Here this is where you can use some agile terms to get a level of insight and begin the agile breakdown.  I normally propose to organisations that they consider each of these top level milestones on the roadmap and assign "themes" to them which bullet out the contents.  At board level there will be some comprehension that within a certain new product it will have different things in it, and even at this level this is all useful information despite the very broad nature of the content.

If you considered a fictitious Microsoft Office 20XX product to be the next "Product release" then you could think that the "Themes" within could be "Word" "Excel" "Powerpoint" "Outlook" "Frontpage" "Publisher" and "Access".  At board level this is a good enough level of detail; no one is being asked to specify "cross product cut and paste" as a requirement, however even here there are levels of prioritisation that could be deployed as needed; I would suggest Word and Excel are probably more strategically important than Frontpage for example.

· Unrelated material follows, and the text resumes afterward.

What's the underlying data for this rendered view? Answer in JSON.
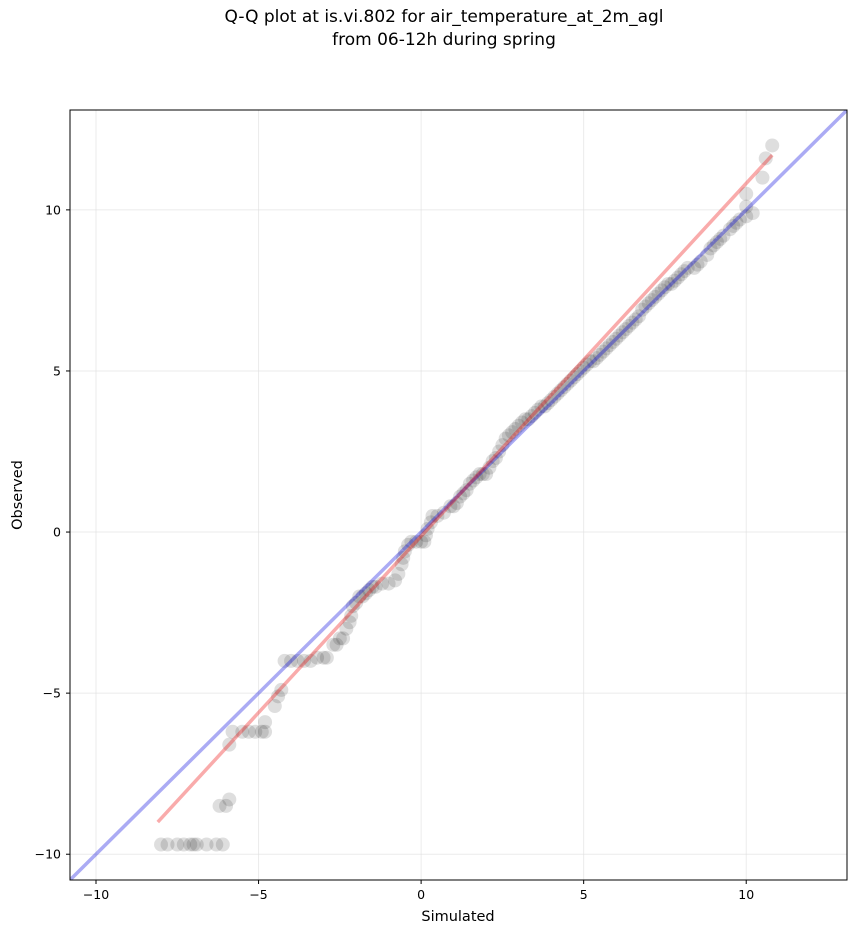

These "Themes" can be taken on by groups of product owners to start creating "Epic stories" around each theme and in turn, with the help of business analysts and other parties, these epics can be broken down further into "User Stories".

The hierarchy of understanding therefore is as follows:
  • Roadmap
  • Themes
  • Epics
  • User Stories
This can be neatly mapped onto the organisation so that at the top level the CxO view is at Roadmap and Theme; the Product owners/Business Owners at Theme and Epic; and the Product owners/Team members at Epic and User Story level.

As Agile is effectively transparent, when it comes to having to broker the requirements (assuming they don't all fit (as they never do)) then there is a platform whereby, at top level whole branches of the development effort can be measured and considered, as well as the individual components on every branch.  This means that someone could say "we are loosing Frontpage to secure the release" just as easily as "we are loosing cross product cut and paste as we cant afford the complexity".

Themes are not the solution to every project, however do provide a handy "Epic-epic" that is understandable at board level, without the directors having to get involved with "all that agile story mumbo jumbo".